Systems of medicine that are truly and intentionally holistic in their basic approach are acupuncture (as part of TCM, not as a ‘stand-alone procedure) and homeopathy. Most holistic vets will use both of these therapies (but, it must be said, not always integrated). In both Traditional Chinese Medicine (with acupuncture incorporated) and Homeopathy, the lifestyle, diet, responses to foods, working life, leisure activities, emotions, likes and dislikes, responses to climate and weather and general appearance and demeanour of the patient are taken into account as a basic requirement of the therapeutic method. When writing about the homeopathic method, Hahnemann was explicit about this. For those readers who want to see the formal holistic ancestry for these therapies for themselves, I suggest for Acupuncture, read Ted Kapchuk's book Chinese Medicine – The Web that has no Weaver and for Homeopathy, read Hahnemann's Organon of Rational Medicine. Herbal Medicine is also often used in a holistic way but holism is not formally an integral part of the basic methodology in the same way. The practice of Ayurvedic medicine is also holistic but the author does not have direct experience in this field, widespread though it is on the Indian Sub-Continent.

The Alternative Vet (AVMC) offers Holistic Veterinary Medicine for horses, ponies, dogs, cats and other species:

At the AVMC, we use no chemical herbicides, pesticides, fly sprays, artificial plant foods, deodorizers or air fresheners and our reagents used in the house and veterinary premises (cleaners and disinfectants) are natural and ecologically-friendly. Visiting animals appear to recognize and appreciate this immediately. At the AVMC, we use exhaustive holistic methodology, with integrated alternative and complimentary medicine methods.

Note: Sometimes, we are asked just to treat one of a horse's problems and not to bother about whatever else may be wrong or that we might find at the examination. This is not possible, as a holistic vet using holistic therapies such as acupuncture or homeopathy, in that it is the horse himself (or cat, dog, pony or other animal patient) that we are treating, not one of the symptoms or signs of disease shown by the patient. We treat the horse and the horse is the one who heals. All the symptomatology, taken together, provides the necessary ‘picture' of the patient. Hippocrates is credited with saying that: ‘The physician treats, Nature heals‘. This means that we cannot target one specific part of the picture, nor should we, as holistic vets, leave correctible problems unattended (e.g. ill-fitting saddle, bad shoeing etc.), as these will impede the healing process and potentially lead to problems further down the line (quite apart from the obvious health and welfare aspects). Axiom: avoidable problems should be avoided.

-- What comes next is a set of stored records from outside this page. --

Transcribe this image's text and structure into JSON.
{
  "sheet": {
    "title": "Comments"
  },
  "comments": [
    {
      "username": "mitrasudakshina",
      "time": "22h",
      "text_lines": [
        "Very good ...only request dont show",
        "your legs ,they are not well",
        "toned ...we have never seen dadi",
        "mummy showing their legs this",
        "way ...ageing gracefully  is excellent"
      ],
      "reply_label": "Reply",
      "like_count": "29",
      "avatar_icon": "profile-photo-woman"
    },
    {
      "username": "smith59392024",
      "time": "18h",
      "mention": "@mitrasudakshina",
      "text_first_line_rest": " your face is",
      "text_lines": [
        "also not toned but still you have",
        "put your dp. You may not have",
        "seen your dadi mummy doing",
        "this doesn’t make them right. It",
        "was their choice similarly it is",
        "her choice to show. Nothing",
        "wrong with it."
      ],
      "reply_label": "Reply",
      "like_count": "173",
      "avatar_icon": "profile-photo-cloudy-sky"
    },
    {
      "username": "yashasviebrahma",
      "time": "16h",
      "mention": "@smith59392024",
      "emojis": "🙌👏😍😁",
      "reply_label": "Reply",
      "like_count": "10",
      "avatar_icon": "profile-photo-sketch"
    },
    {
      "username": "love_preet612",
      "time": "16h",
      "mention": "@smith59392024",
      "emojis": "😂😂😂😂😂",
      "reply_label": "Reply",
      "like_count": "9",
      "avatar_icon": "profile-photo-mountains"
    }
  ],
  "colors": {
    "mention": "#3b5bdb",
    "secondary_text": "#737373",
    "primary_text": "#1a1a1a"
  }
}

In the tradition of a holistic vet, we work on the whole animal, to try to stimulate a return to health and to study and to remove any possible obstacle to recovery. This holistic vet approach is applied to farm animals, horses, dogs, cats, ponies and any other species that may be brought into his care.

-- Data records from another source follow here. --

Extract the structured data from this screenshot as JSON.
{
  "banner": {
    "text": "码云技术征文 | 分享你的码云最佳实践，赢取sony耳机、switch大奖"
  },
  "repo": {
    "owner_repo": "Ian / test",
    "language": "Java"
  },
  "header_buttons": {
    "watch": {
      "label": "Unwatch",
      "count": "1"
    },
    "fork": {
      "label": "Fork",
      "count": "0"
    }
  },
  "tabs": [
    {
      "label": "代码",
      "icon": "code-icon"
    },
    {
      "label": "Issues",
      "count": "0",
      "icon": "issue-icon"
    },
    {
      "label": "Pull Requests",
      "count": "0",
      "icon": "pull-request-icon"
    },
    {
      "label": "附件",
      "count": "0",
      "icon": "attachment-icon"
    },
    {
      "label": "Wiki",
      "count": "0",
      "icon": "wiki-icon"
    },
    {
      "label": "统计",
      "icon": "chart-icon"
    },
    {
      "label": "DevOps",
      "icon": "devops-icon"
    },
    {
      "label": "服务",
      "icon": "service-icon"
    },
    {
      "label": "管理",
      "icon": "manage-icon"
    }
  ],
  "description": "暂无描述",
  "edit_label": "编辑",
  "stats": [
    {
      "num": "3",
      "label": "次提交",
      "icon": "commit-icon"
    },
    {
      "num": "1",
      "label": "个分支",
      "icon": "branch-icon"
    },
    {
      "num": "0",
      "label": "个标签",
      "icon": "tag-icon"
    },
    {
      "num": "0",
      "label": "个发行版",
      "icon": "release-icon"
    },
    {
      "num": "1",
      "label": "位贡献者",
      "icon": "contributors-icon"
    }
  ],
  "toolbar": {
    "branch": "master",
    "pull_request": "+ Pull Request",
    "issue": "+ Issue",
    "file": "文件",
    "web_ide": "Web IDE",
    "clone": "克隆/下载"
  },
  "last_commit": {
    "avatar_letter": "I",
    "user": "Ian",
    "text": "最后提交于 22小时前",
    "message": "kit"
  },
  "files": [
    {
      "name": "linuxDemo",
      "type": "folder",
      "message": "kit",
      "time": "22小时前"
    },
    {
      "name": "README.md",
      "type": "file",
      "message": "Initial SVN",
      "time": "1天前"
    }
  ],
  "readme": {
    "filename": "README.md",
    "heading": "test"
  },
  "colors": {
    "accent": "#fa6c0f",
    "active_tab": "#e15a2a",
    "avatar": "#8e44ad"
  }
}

We also offer holistic vetting of horses and ponies, pre-purchase.

Synonyms: ‘Holism' and ‘Holistic' are sometimes written ‘Wholism' and ‘Wholistic'.

N.B.: When a case is referred to us, it is much more helpful to receive the entire medical history, rather than selected detail from it. The holistic methodology and treatment are more effective, when based on the full medical history.

Holistic vet at work: We see animals for holistic vet consultation at the AVMC premises and we regularly visit an area stretching from Wales to London, from Devon to Kent, from South to North Midlands and from Bristol and West Midlands to the Wash and East Anglia. Visits are mainly to see horses but we can also arrange house calls (home visits) for domestic pets. We use acupuncture, herbs, homeopathy, aromatherapy (essential oils), tissue salts, bach flowers, chiropractic manipulation, LASER therapy and natural feeding, in our attempts to salvage the health of our patients.